Seventeen editor in chief Ann Shoket writes in the latest issue that the magazine's staff has signed a "Body Peace Treaty" that promises to "never change girls' body or face shapes" in photos.
Somewhere between school and her extracurricular activities, eighth-grader Julia Bluhm found time to launch a crusade against airbrushed images in one of the country's top teen magazines.
And this week, she won: Seventeen magazine pledged not to digitally alter body sizes or face shapes of young women featured in its editorial pages, largely in response to the online petition Julia started this spring.
"We should focus on people's personalities, not just how they look," she told NPR member station WBUR last month. "If you're looking for a girlfriend who looks like the models that you see in magazines, you're never going to find a girlfriend, because those people are edited with computers."

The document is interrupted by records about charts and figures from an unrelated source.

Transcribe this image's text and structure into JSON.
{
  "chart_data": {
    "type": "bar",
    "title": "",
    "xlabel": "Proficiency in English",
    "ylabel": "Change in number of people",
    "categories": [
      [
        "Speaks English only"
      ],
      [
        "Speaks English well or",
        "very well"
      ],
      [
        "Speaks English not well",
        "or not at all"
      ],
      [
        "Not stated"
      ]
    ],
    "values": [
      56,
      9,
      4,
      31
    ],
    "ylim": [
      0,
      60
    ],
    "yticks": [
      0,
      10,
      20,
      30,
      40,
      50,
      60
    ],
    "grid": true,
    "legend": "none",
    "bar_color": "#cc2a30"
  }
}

After hearing too many fellow teens in her ballet class complain about their weight, the 14-year-old started her campaign in April with a petition on Change.org. It called for the magazine to print one unaltered photo spread each month. The petition — and a demonstration at the corporate offices of Hearst, which owns Seventeen — led to more than 80,000 signatures from around the world.
The barrage of correspondence from young girls led Ann Shoket, Seventeen's editor-in-chief, to invite Julia for a meeting and subsequently put out a new policy statement on the magazine's photo enhancements.
The New York Times reports that while Shoket stresses the magazine "never has, never will" digitally alter the body or face shapes of its models, her editor's letter in the upcoming August issue will reaffirm its commitment. Skolet writes that the entire Seventeen staff has signed an eight-point Body Peace Treaty, promising not to alter natural shapes and include only images of "real girls and models who are healthy."
"While we work hard behind the scenes to make sure we're being authentic, your notes made me realize that it was time for us to be more public about our commitment," Shoket writes in her letter to readers, published in part in Tuesday's Times. The magazine also promises greater transparency surrounding its photo shoots, showing what goes into the shoots on its behind-the-scenes Tumblr.
Transparency and the new pledge don't necessarily mean every page in the magazine will be au naturel, because so many pages are filled with ads. The companies doing the advertising aren't making the same no-Photoshop promise, so it's unclear what the pact means for digitally enhanced advertisements. Calls to the magazine to comment on the policy haven't been returned.
"This is a huge victory, and I'm so unbelievably happy," Julia writes on her online petition page.
But the fight against enhanced images of young girls isn't over. Inspired by the win, two other middle-school activists are taking on Teen Vogue in a new online petition, which, as of this posting, already has more than 11,000 signatures.